# Thread: Sum of convergent series

1. ## Sum of convergent series

How do I find the sum of this?

I got the sum of 2/3 ^n because its a Geometric sequence.

But the other part is tricky. I separated into two partial fractions but am stuck.

2. ## Re: Sum of convergent series

Originally Posted by minneola24
How do I find the sum of this?
I got the sum of 2/3 ^n because its a Geometric sequence.
But the other part is tricky. I separated into two partial fractions but am stuck.
That is a collapsing sum: $\displaystyle \sum\limits_{n = 1}^\infty {\left( {\frac{1}{{(n + 1)(n + 2)}}} \right)} = \sum\limits_{n = 1}^\infty {\left( {\frac{1}{{(n + 1)}} - \frac{1}{{(n + 2)}}} \right)}$

Any partial sum looks like $\displaystyle {S_K} = \sum\limits_{n = 1}^N {\left( {\frac{1}{{(n + 1)}} - \frac{1}{{(n + 2)}}} \right)} = \frac{1}{2} - \frac{1}{{N + 2}}$ thus $\displaystyle \left(S_N\right)\to~?$.

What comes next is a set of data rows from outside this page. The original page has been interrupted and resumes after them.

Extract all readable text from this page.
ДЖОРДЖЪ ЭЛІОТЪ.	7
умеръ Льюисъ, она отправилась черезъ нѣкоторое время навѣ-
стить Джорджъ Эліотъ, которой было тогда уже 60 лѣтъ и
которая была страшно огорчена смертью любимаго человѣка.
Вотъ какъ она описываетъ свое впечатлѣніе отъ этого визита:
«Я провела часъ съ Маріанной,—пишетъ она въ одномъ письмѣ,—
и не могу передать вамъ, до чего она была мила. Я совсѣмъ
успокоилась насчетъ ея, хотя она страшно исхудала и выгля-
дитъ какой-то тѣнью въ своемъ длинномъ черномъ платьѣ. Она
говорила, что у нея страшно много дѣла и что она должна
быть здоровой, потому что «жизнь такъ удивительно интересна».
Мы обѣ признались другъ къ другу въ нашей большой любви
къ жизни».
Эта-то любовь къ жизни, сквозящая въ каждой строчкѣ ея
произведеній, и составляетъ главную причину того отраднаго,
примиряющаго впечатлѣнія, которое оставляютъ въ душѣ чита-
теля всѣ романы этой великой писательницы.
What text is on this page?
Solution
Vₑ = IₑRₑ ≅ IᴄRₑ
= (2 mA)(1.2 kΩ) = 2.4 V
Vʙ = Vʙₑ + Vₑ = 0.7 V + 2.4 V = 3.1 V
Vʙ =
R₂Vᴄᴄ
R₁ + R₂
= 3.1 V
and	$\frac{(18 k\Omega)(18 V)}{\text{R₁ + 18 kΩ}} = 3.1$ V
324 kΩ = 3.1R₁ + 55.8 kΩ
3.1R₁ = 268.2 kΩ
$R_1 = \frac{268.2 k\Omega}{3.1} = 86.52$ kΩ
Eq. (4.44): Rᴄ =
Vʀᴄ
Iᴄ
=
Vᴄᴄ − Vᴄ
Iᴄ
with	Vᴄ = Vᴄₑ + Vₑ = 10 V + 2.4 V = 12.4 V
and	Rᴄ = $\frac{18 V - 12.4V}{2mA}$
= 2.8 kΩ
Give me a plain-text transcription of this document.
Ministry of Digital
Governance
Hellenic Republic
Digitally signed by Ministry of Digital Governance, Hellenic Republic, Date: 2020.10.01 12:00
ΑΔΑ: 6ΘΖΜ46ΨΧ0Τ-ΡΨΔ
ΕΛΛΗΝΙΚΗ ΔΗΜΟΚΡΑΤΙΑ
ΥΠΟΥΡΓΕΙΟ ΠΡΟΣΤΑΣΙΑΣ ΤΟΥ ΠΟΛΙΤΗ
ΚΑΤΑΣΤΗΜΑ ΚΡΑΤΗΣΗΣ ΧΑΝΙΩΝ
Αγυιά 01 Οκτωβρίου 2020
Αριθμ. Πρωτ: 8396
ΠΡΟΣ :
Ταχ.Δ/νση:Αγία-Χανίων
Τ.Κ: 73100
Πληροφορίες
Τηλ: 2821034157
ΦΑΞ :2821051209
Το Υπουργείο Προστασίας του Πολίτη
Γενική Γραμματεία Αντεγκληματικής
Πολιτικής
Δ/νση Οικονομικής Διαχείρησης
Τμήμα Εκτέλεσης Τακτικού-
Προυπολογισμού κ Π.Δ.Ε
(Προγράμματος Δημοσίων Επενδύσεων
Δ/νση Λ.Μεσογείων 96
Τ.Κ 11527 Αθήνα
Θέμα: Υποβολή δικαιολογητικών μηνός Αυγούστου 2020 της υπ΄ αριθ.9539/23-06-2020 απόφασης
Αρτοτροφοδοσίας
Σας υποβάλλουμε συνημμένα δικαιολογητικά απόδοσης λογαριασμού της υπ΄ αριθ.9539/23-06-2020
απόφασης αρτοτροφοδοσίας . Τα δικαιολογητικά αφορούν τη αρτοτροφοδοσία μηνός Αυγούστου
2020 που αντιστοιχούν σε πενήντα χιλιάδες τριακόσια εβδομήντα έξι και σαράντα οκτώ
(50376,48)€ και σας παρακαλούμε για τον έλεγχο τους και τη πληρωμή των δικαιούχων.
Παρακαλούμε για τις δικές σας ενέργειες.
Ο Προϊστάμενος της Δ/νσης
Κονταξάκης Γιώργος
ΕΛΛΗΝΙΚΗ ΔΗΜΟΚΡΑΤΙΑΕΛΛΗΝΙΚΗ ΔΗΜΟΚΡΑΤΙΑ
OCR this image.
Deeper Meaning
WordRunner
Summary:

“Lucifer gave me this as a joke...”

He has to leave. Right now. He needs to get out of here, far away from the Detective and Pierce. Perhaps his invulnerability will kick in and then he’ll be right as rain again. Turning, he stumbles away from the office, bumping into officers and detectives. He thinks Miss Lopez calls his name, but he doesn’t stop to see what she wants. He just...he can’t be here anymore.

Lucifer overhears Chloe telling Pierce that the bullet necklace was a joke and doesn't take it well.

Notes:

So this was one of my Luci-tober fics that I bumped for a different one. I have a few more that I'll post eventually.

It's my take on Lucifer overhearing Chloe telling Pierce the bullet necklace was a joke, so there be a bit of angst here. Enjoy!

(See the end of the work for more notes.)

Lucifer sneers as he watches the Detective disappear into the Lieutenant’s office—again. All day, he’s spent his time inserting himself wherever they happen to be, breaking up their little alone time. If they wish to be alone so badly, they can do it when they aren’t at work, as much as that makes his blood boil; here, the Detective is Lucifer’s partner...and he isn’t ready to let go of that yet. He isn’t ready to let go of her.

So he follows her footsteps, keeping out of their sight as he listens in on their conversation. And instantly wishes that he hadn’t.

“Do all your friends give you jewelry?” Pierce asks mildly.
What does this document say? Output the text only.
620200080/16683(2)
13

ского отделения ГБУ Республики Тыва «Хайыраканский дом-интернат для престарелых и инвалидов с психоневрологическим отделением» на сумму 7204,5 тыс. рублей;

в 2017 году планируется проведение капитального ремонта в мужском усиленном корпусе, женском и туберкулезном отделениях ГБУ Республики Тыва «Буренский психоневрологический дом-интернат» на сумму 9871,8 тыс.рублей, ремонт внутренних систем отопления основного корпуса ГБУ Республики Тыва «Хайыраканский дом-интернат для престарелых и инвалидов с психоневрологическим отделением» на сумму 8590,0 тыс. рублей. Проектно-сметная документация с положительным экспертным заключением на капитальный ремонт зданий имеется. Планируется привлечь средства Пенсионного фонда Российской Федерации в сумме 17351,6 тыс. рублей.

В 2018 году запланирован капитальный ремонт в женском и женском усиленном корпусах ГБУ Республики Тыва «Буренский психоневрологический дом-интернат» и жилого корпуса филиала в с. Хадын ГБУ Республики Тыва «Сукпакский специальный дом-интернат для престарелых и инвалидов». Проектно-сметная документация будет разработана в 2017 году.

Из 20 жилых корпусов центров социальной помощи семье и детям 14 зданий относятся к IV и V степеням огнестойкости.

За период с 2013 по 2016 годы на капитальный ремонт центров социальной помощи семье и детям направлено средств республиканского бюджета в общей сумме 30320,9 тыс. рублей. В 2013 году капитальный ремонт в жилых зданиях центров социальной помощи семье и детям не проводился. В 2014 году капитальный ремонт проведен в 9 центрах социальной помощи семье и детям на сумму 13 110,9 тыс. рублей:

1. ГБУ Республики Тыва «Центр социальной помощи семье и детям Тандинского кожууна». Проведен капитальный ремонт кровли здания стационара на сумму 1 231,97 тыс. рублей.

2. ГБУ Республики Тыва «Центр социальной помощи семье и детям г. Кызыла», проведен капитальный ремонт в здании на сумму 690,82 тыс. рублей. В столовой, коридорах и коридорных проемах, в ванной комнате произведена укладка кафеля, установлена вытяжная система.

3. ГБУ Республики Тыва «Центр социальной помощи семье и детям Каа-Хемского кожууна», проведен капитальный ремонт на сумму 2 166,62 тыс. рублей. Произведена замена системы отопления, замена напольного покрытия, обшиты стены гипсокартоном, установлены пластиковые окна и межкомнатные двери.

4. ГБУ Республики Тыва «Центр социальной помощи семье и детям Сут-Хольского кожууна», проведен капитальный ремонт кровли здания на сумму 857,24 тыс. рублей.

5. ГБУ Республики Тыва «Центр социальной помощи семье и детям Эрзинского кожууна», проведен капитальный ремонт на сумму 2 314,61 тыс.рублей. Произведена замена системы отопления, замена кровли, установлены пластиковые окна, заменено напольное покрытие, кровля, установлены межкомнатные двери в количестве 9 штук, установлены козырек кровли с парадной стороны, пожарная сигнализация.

3. ## Re: Sum of convergent series

How did you get to .5-1/(n+1)?

How do i complete this partial sum?
Thanks

4. ## Re: Sum of convergent series

Originally Posted by minneola24
How did you get to .5-1/(n+1)?
How do i complete this partial sum?
Do you know what it actually means for a infinite series to converge?
What do partial sums have to do with?

Do you understand how $\displaystyle {S_N} = \sum\limits_{n = 1}^N {\left( {\frac{1}{{(n + 1)}} - \frac{1}{{(n + 2)}}} \right)} = \frac{1}{2} - \frac{1}{{N + 2}}$ actually works?

If not, there is no point in your trying the question.